Il Tar dà ragione al Codacons Apocalypto vietato agli under 14

Il Tar dà ragione al Codacons
Apocalypto vietato agli under 14

Troppa violenza nell`ultimo lavoro di Mel Gibson, uscito senza censure in Italia. L`associazione dei consumatori aveva presentato un ricorso d`urgenza perché la visione fosse vietata ai giovanissimi. Il provvedimento è stato disposto in via provvisoria


Troppo violento `Apocalypto`, l`ultimo lavoro di Mel Giboson, per permetterne la visione ai giovanissimi. La seconda sezione del Tar del Lazio (presidente Italo Riggio) ha, pertanto, accolto il ricorso del Codacons che aveva chiesto di vietarlo provvisoriamente ai minori di 14 anni.

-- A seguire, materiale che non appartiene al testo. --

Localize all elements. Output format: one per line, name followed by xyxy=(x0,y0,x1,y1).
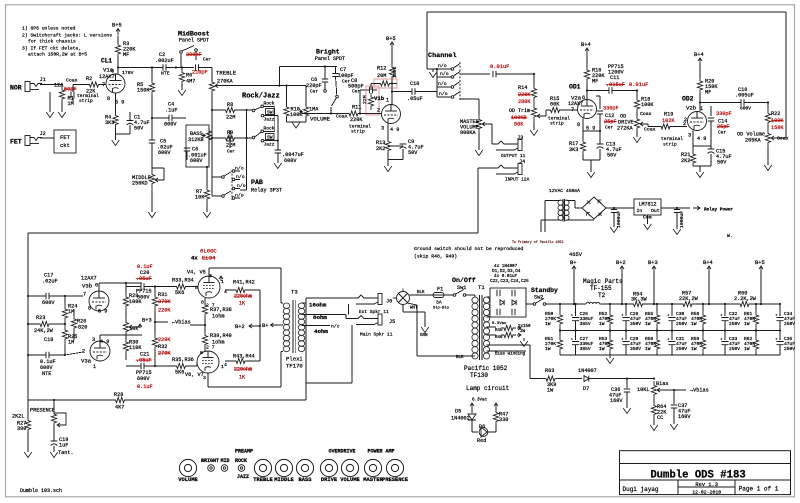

Il Codacons, infatti, aveva contestato la decisione della Commissione di revisione cinematografica di non imporre alcun divieto presentando un ricorso d`urgenza al Tribunale Amministrativo affinché la pellicola, incriminata per la cruenza di molte scene, fosse off-limits per gli spettatori troppo giovani.

Il presidente della II sezione quater del Tar del Lazio nel suo decreto ha fatto riferimento alla memoria presentata dal Codacons “nella quale si ribadisce – si legge nel provvedimento – con ulteriori specificazioni che il film `Apocalypto` contiene numerose scene di estrema violenza che si susseguono incessantemente per tutta la durata dello spettacolo, non adatte ad un pubblico di minori“.

Ragione, questa, per la quale, ritenendo sussistenti i “presupposti dell`estrema gravità ed urgenza“ il presidente ha ritenuto che “al pregiudizio lamentato può ovviarsi inibendo la visione del film sopra citato ai minori di 14 anni“. Tutto ciò, comunque, fino alla discussione della vicenda in camera di consiglio, già fissata al prossimo 17 gennaio 2007.


«Ora le sale cinematografiche, per non rischiare pesanti sanzioni – afferma il presidente Codacons Carlo Rienzi – dovranno immediatamente adeguarsi impedendo l`ingresso dei minori di anni 14. Ringraziando il Tar che ha riconosciuto il ruolo del Codacons nella tutela dei minori, chiediamo adesso al ministro Rutelli di inserire anche i consumatori all`interno della Commissione censura, finora composta da rappresentanti dei genitori scelti con inopportuni criteri ideologici e politici».